Пять кружек попались мне на рынке неспроста. Три мушкетера, Порто и я – это пять ртов и пять желудков, не правда ли? Ровно столько нас оказалось сидящими за специально для этого внесенным со двора в комнату Порто столом…

В полдень мой дорогой Порто проснулся, натянул на себя штаны, напялил огромную, способную стать флагом на фелюге, рубаху и стал ныть по поводу того, что бочка, в которой купает постояльцев хозяин дома, слишком мала, а ему надо бы помыться, да негде.

– Впрочем, – заявил он, наконец, – не турок же я, чтобы мыться каждый день. Это басурмане моются час то. Истинный француз тем и хорош, что не воняет, а благоухает и без мытья.

Как раз в продолжении этих слов и возникли в проеме двери сначала господин д'Атос, затем голова д'Арамица и, наконец, голова и плечо д'Артаньяна.

– Вы, милый Порто, – заявил д'Атос, – смущаете вашу даму подобными откровениями. Мне кажется, что это неучтиво – похваляться своей вонью и неумытостью, если дама ваша – не падшая женщина и не ваша любовница.

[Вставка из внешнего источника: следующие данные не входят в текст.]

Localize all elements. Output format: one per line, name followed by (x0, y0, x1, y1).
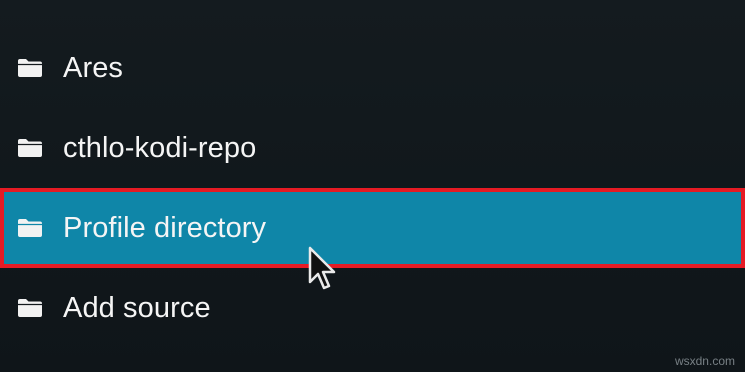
source-item-ares[interactable]: Ares (0, 28, 745, 108)
mouse-pointer-icon (308, 246, 338, 292)
source-item-cthlo-kodi-repo[interactable]: cthlo-kodi-repo (0, 108, 745, 188)
source-label: Ares (63, 52, 124, 84)
folder-icon (17, 58, 43, 78)
folder-icon (17, 218, 43, 238)
source-item-profile-directory[interactable]: Profile directory (0, 188, 745, 268)
source-label: Add source (63, 292, 211, 324)
folder-icon (17, 138, 43, 158)
source-item-add-source[interactable]: Add source (0, 268, 745, 348)
watermark: wsxdn.com (674, 354, 735, 368)
source-label: Profile directory (63, 212, 267, 244)
source-label: cthlo-kodi-repo (63, 132, 257, 164)
folder-icon (17, 298, 43, 318)
source-list: Ares cthlo-kodi-repo Profile directory A… (0, 28, 745, 348)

Мерзавец весело скалился, глядя на меня, ибо знал, что после его слов любая знатная дама упадет в обморок, а простушка смутится и, залившись краской, попробует покинуть комнату, дверь которой была плотно закупорена тремя мужскими телами. Поэтому я ответила ему спокойно и с достоинством, которому позавидовала бы та самая шотландская королева, которой отрубили голову (забыла ее имя):

– Сударь, вы – невежа. За ваше хамство я не позволю вам любить меня три дня. Если вы не попросите должным образом прощения, разумеется.

Тут д'Атос меня узнал – и расхохотался, как должен поступить настоящий мужчина на его месте:

– Это вы, прекрасная незнакомка? Вот это да! Не ожидал! – Вскричал он. – А вы, Порто, – обернулся он к покрасневшему от гордости великану, – шельмец! Как ловко вы обошли нас, сказав, что потеряли пуговицу в трактире и потому вернулись за ней. Я просто восхищен вашей предприимчивостью, мой дорогой друг.

Тут напор двух прочих застрявших в дверях фигур преодолел препятствие в виде косяка – и все три мушкетера ввалились в комнату, где прошедшей ночью мы с Порто предавались любви и не вспоминали о его друзьях.

– Вы ж вчера ехали на воды в Фош, – напомнила я им. – По приказу королевы. Неужто возможно добраться туда за это время и вернуться в Париж? Уж не колдуны ли вы, судари мои?

Говорила, а сама уже достала из мешка пять кружек и бочонок вина. Первые поставила на пол, второй вложила в руки Порто.

– Выпьем же за ваш очередной подвиг. Подвиг, которого не было и быть не могло.

Д'Артаньян обиделся:

– Вы решили нас оскорбить, сударыня? Ибо знаете, что настоящий дворянин с дамой на дуэли не дерется.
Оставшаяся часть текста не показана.